Male Breast Cancer Imaging
Male breast cancer is similar to breast cancer in females in its etiology, family history, prognosis, and treatment. In approximately 30% of cases of breast cancer in men, the family history is positive for the disease. A familial form of breast cancer is seen in which both genders are at increased risk for breast cancer. Male breast neoplasms are relatively rare, in contrast to gynecomastia, which is a relatively common condition.
Male breast cancer accounts for less than 1% of all breast cancers diagnosed, with approximately 2600 cases annually in the United States, but the case fatality rate is similar to that in women. The incidence of male breast cancer peaks at age 71 years.
Risk factors for male breast cancer include BRCA mutation, estrogen exposure/androgen insufficiency (Klinefelter syndrome, obesity, cirrhosis, exogenous estrogen therapy, testicular abnormality), and radiation exposure.
Male breast cancer is most commonly invasive ductal or ductal carcinoma in situ (DCIS). Male breasts lack terminal ductal lobular units, thus lobular carcinoma is extremely rare except in cases of estrogen exposure.
The majority of male breast cancers are estrogen and progesterone receptor positive, like in female breast cancer. However, male breast cancer is 3 times less likely to be HER2 positive.
According to the American College of Radiology Appropriateness Criteria, for men younger than 25 years with an indeterminate palpable mass, ultrasound should be the first imaging modality used, because breast cancer is highly unlikely. Mammography should be performed if ultrasound findings are suspicious. For men who are 25 years or older or have a highly concerning physical examination, usually begin with mammography, and then ultrasound is useful if mammography is inconclusive or suspicious.

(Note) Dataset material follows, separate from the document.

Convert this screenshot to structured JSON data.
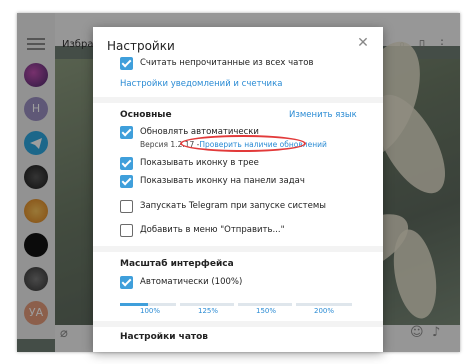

The clinical examination is key in the evaluation of a palpable mass in a male. If the clinical features strongly suggest gynecomastia, further evaluation may not be necessary. If the clinical features are equivocal or worrisome for malignancy, then additional evaluation with mammography and/or ultrasound may be appropriate.
For patients at high risk of breast cancer (family history, genetic predisposition, personal history of breast cancer), recommendations include monthly breast self-examinations, semiannual clinical breast examinations, and baseline followed by yearly mammography if gynecomastia or breast density are seen.
On mammography, male breast cancer is typically retroareolar as it arises from the central ducts. Gynecomastia will always originate in a subareolar position, although the distribution may extend away from the nipple. An asymmetry with the morphology of gynecomastia that does not involve the subareolar breast is thus suspicious.
Masses are most commonly high density with an irregular shape. Margins are usually spiculated, lobulated, or microlobulated.
Calcifications are observed less commonly than in female breast cancer and, when found, are coarser in appearance. Benign breast calcifications in men are uncommon, with the exception of vascular calcifications and fat necrosis.
Axillary adenopathy may be observed as well. Nipple retraction, skin thickening, and increased trabeculation are worrisome findings.
Mammography is highly sensitive and specific for breast cancer in men, but it should be used to complement the clinical examination. Cases of carcinoma have been found by ultrasonography after they were obscured on previous mammograms by gynecomastia.
Bilateral mammography should always be obtained to help in the evaluation of the baseline breast architecture. Almost all cases of gynecomastia will be bilateral, although typically asymmetric; thus, comparison with the contralateral side can aid in differentiating breast cancer from gynecomastia.
Magnetic Resonance Imaging
MRI is generally not indicated in the workup for male breast cancer unless there is concern for chest wall invasion. Features worrisome for female breast cancer are the same for male breast cancer: spiculated margins, washout enhancement kinetics, and abnormal lymphadenopathy.
Ultrasound features of male breast cancer are similar to those of female breast cancer. Masses that are taller than wide (antiparallel) and hypoechoic are worrisome. The margins are angulated, microlobulated, or spiculated.
Similar sonographic findings may be observed in gynecomastia or inflammation; therefore, ultrasonography alone is not a reliable method to distinguish male breast cancer from other etiologies. Abscesses, sebaceous cysts, gynecomastia, and fat necrosis may all give false positives.
Evaluation of axillary lymph nodes is important if there is high clinical suspicion for breast cancer. Abnormal lymph nodes with an absent fatty hilum and asymmetric cortical thickness are suspicious for regional metastatic disease.